Railways Clauses Act 1863
- Parliament of the United Kingdom
- Long title: An Act for consolidating in One Act certain Provisions frequently inserted in Acts relating to Railways.
- Citation: 26 & 27 Vict. c. 92
- Territorial extent: United Kingdom

Dates
- Royal assent: 28 July 1863
- Commencement: 28 July 1863

Other legislation
- Amended by: Railways Act 1921; Transport Charges &c. (Miscellaneous Provisions) Act 1954; Transport Act 1962; Statute Law Revision Act 1966; Criminal Procedure (Scotland) Act 1975; Criminal Law Act 1977; Tribunals, Courts and Enforcement Act 2007;
- Relates to: Companies Clauses Consolidation Act 1845; Companies Clauses Consolidation (Scotland) Act 1845; Lands Clauses Consolidation Act 1845; Lands Clauses Consolidation (Scotland) Act 1845; Railways Clauses Consolidation Act 1845; Railways Clauses Consolidation (Scotland) Act 1845; Markets and Fairs Clauses Act 1847; Gasworks Clauses Act 1847; Commissioners Clauses Act 1847; Waterworks Clauses Act 1847; Waterworks Clauses Act 1863; Companies Clauses Act 1863;

Status: Amended

Text of statute as originally enacted

Revised text of statute as amended

Text of the Railways Clauses Act 1863 as in force today (including any amendments) within the United Kingdom, from legislation.gov.uk.
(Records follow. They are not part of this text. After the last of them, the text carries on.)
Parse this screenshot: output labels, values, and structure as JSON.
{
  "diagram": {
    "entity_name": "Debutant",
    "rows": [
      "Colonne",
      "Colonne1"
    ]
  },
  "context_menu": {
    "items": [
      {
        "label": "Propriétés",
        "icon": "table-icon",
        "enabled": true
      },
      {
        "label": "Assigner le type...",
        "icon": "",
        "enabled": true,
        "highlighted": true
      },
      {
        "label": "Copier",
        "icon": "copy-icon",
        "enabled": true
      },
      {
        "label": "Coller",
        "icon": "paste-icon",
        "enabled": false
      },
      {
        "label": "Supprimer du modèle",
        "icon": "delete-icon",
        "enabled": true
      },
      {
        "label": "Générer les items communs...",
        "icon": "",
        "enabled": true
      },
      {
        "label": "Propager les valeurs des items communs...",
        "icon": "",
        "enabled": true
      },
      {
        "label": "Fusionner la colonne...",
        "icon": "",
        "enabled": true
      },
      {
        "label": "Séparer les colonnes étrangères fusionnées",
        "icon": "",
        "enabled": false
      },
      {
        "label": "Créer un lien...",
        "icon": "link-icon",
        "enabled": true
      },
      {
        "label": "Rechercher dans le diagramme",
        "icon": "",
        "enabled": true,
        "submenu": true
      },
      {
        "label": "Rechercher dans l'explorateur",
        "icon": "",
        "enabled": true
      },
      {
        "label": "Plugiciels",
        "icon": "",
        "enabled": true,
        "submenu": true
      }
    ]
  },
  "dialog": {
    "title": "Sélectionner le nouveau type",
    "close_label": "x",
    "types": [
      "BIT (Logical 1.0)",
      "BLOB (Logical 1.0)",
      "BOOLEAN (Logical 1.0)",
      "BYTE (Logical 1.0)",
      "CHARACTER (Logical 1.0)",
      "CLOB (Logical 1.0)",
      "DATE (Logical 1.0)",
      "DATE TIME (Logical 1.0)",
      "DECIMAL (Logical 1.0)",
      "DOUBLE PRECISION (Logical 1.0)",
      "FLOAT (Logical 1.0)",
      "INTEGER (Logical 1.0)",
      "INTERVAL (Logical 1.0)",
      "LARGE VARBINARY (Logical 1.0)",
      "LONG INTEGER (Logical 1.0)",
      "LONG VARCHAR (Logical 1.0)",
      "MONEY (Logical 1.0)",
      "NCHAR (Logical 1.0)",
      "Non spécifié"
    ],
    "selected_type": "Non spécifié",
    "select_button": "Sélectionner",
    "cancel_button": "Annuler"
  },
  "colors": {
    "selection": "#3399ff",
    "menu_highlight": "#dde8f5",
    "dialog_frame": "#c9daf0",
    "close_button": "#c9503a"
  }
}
= Railways Clauses Act 1863 =

Act of the Parliament of the United Kingdom

The Railways Clauses Act 1863 (26 & 27 Vict. c. 92) is an act of the Parliament of the United Kingdom that standardised provisions and definitions relating to railways in the United Kingdom.

The Waterworks Clauses Act 1863 (26 & 27 Vict. c. 93) and the Companies Clauses Act 1863 (26 & 27 Vict. c. 118), passed at the same time as the act, standardised provisions and definitions relating to waterworks companies and companies in the United Kingdom.

As of 2025, the act remains in force in the United Kingdom.

== Background ==
The Railways Clauses Consolidation Act 1845 (8 & 9 Vict. c. 20) and the Railways Clauses Consolidation (Scotland) Act 1845 (8 & 9 Vict. c. 33) standardised provisions and definitions relating to railway companies in England and Wales and Ireland and Scotland, respectively.